Fantasia sobre temas da “Carmen” de Bizet, op. 25

Pablo de SARASATE

(1883)

Instrumentação: 2 flautas, 2 oboés, 2 clarinetes, 2 fagotes, 4 trompas, 2 trompetes, tímpanos, cordas.

No século XIX, a música francesa, resistindo à poderosa tradição germânica, buscava na música espanhola os elementos para seu discurso modernista: sobrevivência de modos medievais, melodias irregulares, conflitos rítmicos, harmonização não ortodoxa e humores contrastantes. Por outro lado, a literatura francesa explorava a cultura espanhola e alimentava o imaginário de compositores. Romancistas lançavam-se à exploração do exótico e do diverso. As cores hispânicas que tingiam a cultura francesa mesclavam-se às óperas e aos recitais de canções – gêneros musicais dominantes na Paris pós-napoleônica. E em meio a tudo isso, um tipo característico de músico se consolidava: o solista virtuose. É esse o cenário que Pablo de Sarasate, espanhol radicado na França, ilustra virtuosisticamente.

 

Começando os estudos musicais muito cedo, Sarasate logo esgotou as possibilidades de desenvolvimento na Espanha. Assim, aos doze anos foi enviado ao Conservatório de Paris. Além de assumir suas despesas, a Rainha Isabel II o presenteou com um famoso violino Stradivarius. Aos dezessete anos, tendo conquistado o Primeiro Prêmio do Conservatório de Paris, projetou-se em uma temporada de concertos que se estenderia por três décadas. Sarasate tornou-se uma lenda, um dos mais produtivos músicos de seu tempo. Foi o primeiro dos grandes violinistas a fazer gravações comerciais e compôs 54 obras. Com Paganini e Joachim, Sarasate é considerado um dos expoentes máximos do violino do século XIX.

 

À época esperava-se dos grandes virtuoses que apresentassem composições de sua autoria.

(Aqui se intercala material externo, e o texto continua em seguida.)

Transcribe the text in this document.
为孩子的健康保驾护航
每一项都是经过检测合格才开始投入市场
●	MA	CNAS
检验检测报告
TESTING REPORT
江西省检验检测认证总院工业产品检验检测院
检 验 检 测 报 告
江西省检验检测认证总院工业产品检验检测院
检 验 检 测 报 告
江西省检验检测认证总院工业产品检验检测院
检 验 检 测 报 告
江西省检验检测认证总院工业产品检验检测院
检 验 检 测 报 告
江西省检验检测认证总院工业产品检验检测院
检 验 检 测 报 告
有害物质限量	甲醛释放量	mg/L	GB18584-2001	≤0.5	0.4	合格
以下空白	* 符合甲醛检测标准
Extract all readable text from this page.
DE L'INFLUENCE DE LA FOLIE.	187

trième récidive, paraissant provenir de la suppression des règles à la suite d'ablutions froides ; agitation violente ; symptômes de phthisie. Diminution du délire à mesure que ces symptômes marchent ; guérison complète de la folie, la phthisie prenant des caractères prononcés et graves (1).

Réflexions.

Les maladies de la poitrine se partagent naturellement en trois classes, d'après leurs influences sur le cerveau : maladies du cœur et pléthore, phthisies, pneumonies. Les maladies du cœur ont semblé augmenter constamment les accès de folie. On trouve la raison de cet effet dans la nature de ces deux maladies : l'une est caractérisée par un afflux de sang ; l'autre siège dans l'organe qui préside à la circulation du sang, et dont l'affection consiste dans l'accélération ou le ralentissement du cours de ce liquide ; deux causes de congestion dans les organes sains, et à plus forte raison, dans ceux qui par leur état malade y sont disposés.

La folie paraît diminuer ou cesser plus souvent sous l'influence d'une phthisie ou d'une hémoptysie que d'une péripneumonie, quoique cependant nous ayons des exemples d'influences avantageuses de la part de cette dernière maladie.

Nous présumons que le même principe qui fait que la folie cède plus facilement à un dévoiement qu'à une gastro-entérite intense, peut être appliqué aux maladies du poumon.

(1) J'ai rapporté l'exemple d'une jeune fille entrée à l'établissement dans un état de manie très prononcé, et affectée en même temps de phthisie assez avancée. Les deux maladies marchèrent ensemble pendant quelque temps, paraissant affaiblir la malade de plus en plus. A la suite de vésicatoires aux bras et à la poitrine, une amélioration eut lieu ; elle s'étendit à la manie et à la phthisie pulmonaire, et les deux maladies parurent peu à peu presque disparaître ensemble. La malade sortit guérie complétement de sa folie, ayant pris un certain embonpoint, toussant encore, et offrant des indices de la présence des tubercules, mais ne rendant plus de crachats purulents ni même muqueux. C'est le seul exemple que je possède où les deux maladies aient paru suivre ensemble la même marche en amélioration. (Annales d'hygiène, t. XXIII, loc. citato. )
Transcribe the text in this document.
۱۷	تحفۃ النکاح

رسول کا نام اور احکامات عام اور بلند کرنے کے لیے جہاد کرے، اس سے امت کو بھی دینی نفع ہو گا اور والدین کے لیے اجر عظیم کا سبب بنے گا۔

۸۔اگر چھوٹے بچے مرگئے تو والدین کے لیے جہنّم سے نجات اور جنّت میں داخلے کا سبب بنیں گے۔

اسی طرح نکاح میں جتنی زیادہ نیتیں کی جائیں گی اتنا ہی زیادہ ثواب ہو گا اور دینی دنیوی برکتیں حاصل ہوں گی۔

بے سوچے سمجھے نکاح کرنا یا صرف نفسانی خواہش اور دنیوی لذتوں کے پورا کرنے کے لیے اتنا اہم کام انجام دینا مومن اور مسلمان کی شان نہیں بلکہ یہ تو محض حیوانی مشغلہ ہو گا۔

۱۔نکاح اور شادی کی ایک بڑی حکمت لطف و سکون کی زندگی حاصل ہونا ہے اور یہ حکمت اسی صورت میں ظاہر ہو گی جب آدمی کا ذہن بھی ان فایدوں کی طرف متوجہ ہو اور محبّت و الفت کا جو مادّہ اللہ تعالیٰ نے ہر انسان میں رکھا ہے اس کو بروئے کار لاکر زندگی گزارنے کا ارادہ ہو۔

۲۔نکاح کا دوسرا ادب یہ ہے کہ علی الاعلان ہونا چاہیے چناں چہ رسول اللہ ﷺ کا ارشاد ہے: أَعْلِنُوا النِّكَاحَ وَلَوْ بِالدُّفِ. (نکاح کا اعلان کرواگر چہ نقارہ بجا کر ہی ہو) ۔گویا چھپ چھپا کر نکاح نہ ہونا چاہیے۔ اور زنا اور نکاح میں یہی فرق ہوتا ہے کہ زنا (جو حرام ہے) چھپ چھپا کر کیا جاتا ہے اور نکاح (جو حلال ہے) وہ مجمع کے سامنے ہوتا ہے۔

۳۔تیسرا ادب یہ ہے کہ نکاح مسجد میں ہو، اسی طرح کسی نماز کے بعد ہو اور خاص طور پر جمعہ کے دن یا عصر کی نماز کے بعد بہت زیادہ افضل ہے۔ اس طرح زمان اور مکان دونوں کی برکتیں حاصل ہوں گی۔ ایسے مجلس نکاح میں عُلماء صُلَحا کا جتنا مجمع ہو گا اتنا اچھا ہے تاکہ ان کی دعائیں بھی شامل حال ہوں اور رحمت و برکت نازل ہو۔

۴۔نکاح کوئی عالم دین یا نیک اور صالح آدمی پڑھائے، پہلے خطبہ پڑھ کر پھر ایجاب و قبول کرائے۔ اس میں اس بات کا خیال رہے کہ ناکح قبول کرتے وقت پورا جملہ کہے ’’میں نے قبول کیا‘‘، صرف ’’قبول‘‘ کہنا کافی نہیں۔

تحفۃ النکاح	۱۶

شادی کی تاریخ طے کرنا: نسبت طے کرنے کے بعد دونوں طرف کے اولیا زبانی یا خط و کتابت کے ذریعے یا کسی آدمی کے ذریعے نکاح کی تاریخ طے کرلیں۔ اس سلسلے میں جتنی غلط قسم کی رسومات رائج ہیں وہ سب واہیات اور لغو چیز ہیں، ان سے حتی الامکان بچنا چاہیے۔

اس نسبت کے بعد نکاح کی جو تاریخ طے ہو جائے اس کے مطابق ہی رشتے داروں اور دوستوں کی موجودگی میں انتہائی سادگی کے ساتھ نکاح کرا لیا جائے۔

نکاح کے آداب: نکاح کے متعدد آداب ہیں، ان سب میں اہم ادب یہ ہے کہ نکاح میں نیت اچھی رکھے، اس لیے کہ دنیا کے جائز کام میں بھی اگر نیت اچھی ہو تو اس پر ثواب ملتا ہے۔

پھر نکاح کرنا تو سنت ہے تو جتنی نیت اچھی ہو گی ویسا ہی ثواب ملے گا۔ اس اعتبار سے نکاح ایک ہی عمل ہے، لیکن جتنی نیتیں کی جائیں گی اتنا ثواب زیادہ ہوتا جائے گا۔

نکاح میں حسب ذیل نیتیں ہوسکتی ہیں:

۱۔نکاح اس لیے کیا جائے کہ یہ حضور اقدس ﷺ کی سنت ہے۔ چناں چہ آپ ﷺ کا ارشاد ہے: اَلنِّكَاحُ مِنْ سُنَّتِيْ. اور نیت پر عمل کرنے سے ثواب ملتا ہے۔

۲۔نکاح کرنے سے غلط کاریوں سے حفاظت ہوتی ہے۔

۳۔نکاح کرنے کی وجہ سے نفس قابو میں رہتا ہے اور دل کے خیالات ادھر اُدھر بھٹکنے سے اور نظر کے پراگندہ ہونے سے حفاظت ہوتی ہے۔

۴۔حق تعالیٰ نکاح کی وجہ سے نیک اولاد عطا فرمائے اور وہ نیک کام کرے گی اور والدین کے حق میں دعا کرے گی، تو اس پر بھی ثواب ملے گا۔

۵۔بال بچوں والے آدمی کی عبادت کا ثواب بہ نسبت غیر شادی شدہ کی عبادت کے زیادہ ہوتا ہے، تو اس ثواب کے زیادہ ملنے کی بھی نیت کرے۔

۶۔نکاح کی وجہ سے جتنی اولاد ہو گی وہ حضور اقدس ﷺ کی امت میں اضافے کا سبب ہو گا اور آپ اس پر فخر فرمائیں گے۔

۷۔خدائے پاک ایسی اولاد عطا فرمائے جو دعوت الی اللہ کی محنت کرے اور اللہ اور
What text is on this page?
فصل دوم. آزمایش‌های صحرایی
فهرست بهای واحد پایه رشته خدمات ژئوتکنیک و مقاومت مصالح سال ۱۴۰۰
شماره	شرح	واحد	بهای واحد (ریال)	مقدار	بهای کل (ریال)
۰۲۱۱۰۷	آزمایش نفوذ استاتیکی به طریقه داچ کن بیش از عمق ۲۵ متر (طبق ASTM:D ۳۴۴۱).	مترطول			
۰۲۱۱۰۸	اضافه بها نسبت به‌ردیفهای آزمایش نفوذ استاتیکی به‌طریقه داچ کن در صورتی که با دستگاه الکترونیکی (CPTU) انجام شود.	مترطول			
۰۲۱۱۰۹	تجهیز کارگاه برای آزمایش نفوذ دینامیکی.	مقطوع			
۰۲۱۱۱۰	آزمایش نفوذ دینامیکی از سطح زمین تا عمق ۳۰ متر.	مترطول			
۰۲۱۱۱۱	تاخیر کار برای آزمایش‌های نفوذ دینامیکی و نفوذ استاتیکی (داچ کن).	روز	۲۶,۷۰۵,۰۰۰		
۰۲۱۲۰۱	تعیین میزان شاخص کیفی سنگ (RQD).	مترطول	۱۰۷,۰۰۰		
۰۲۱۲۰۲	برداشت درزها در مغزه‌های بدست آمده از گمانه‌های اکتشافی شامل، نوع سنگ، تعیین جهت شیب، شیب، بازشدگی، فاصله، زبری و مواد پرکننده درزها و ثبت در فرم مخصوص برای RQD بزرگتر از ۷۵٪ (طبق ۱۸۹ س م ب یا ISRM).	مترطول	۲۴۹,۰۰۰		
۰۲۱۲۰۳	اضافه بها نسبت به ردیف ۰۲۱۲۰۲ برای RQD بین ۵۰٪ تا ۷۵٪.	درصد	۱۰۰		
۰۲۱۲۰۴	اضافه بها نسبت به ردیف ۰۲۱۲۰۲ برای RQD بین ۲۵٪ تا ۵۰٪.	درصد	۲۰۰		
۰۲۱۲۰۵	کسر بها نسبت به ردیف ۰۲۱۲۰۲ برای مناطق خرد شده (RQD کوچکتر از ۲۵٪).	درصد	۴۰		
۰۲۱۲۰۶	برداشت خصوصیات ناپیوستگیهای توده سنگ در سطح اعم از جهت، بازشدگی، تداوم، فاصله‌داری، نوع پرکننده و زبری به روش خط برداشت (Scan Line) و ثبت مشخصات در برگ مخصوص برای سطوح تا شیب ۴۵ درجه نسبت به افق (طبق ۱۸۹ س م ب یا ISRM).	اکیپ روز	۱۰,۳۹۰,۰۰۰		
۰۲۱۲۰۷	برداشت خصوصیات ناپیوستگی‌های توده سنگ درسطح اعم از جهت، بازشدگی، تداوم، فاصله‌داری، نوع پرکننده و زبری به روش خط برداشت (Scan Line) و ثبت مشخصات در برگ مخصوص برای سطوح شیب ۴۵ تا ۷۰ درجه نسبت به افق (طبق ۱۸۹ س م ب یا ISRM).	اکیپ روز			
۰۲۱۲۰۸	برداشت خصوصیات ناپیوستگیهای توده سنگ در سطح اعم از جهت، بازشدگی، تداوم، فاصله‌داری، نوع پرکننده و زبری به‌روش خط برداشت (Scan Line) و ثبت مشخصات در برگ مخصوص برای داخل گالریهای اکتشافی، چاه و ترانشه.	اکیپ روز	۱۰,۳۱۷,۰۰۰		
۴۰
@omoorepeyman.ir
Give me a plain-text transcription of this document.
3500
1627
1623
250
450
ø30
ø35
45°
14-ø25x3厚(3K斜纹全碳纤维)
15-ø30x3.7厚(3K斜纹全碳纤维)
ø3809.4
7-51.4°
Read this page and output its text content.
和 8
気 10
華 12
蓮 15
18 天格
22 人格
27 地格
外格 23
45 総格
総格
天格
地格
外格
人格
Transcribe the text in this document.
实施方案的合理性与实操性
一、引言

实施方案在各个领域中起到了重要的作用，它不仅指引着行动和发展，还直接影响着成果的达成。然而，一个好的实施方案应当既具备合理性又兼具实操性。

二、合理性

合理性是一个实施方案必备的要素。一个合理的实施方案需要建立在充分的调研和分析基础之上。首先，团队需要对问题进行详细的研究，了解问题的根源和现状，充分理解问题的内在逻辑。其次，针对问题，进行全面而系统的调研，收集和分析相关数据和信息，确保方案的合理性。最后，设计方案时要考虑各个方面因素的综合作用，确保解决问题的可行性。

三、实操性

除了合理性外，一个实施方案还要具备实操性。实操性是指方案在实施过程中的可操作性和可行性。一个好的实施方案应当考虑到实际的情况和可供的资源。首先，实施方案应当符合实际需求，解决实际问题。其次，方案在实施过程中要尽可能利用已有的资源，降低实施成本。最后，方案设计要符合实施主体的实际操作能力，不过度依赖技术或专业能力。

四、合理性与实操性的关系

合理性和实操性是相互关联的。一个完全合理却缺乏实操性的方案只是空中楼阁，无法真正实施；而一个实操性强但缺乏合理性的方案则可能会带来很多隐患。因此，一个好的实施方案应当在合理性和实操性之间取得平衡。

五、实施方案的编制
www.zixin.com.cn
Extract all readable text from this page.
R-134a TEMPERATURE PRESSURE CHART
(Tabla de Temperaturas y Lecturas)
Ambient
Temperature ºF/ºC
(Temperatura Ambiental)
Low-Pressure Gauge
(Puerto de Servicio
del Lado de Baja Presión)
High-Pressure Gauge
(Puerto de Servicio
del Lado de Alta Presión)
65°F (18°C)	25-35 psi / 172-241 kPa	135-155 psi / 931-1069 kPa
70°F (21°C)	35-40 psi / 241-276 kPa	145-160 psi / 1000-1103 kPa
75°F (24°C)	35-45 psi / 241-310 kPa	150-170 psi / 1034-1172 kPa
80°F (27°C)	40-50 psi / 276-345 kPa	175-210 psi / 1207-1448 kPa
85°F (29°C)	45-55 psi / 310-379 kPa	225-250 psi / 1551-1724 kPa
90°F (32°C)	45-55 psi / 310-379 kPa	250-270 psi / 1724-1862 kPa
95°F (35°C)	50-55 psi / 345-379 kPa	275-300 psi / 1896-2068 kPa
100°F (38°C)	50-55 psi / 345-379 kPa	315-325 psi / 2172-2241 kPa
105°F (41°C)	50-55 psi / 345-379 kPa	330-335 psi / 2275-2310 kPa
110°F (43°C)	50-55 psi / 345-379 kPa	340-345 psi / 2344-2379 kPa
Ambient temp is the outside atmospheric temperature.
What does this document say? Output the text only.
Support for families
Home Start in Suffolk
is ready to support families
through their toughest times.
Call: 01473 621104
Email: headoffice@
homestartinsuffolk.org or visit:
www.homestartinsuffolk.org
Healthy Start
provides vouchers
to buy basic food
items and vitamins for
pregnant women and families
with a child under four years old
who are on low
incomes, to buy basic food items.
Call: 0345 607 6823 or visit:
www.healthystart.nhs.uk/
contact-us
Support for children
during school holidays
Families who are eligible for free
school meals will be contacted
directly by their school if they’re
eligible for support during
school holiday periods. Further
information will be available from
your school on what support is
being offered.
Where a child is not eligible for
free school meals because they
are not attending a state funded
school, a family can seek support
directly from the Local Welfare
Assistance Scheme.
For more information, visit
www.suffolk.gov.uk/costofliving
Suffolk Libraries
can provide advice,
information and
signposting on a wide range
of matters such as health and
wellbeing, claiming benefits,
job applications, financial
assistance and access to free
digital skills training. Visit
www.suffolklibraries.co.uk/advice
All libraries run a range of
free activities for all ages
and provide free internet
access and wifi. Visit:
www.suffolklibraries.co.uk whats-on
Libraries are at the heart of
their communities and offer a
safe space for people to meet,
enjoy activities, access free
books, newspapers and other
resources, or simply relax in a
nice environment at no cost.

Já no início de sua carreira, Sarasate tornou-se conhecido por um repertório, próprio, de fantasias sobre temas operísticos. As fantasias, em estilo livre, características da época, favorecem a elaboração sobre os temas de ópera, permitindo ao compositor reunir ideias diversas sem a necessidade de um processo de desenvolvimento. Elas são mais apropriadas à improvisação e à expressão em fluxo de temas melodiosos. Sarasate compôs fantasias sobre uma dezena de óperas. Mas foi sua Fantasia de Carmen, op. 25, inspirada na ópera de Georges Bizet, que conquistou um lugar cativo no repertório violinístico.

 

Bizet escrevera três óperas, sendo Carmen a última delas. Estreada em 1875, na Opéra Comique, em Paris, sua recepção não fora muito positiva, pois Carmen negava os paradigmas da plateia de classe média francesa: o sentimentalismo, os enredos moralistas, personagens edificantes e finais felizes. Mas em 1883 Sarasate sai em defesa da ópera de Bizet e contribui para sua popularização, ao tomá-la como inspiração. A Fantasia de Carmen divide-se em cinco movimentos, cada um sobre uma passagem da ópera: Introdução – allegro moderato, inspirado na Aragonaise do Entr’act do Quarto Ato; moderato, sobre a famosa Habanera do Primeiro Ato, ornamentada; lento assai, sugerido pela ária Tra-la-la…, extraída do Primeiro Ato; allegro moderato, baseado na Seguidilla do Primeiro Ato; moderato, elaborado a partir do início do Segundo Ato, Les tringles des sistres tintaient.

 

Para o século XIX, o violino era o instrumento melodioso par excellence; Sarasate fez seu violino cantar a França, a Espanha, as óperas e a literatura, com técnica fluida, equilíbrio, nobreza e precisão, desafiando grandes intérpretes e tradições musicais e seduzindo ouvintes.

 

Igor Reyner
Pianista, Mestre em Música pela Universidade Federal de Minas Gerais.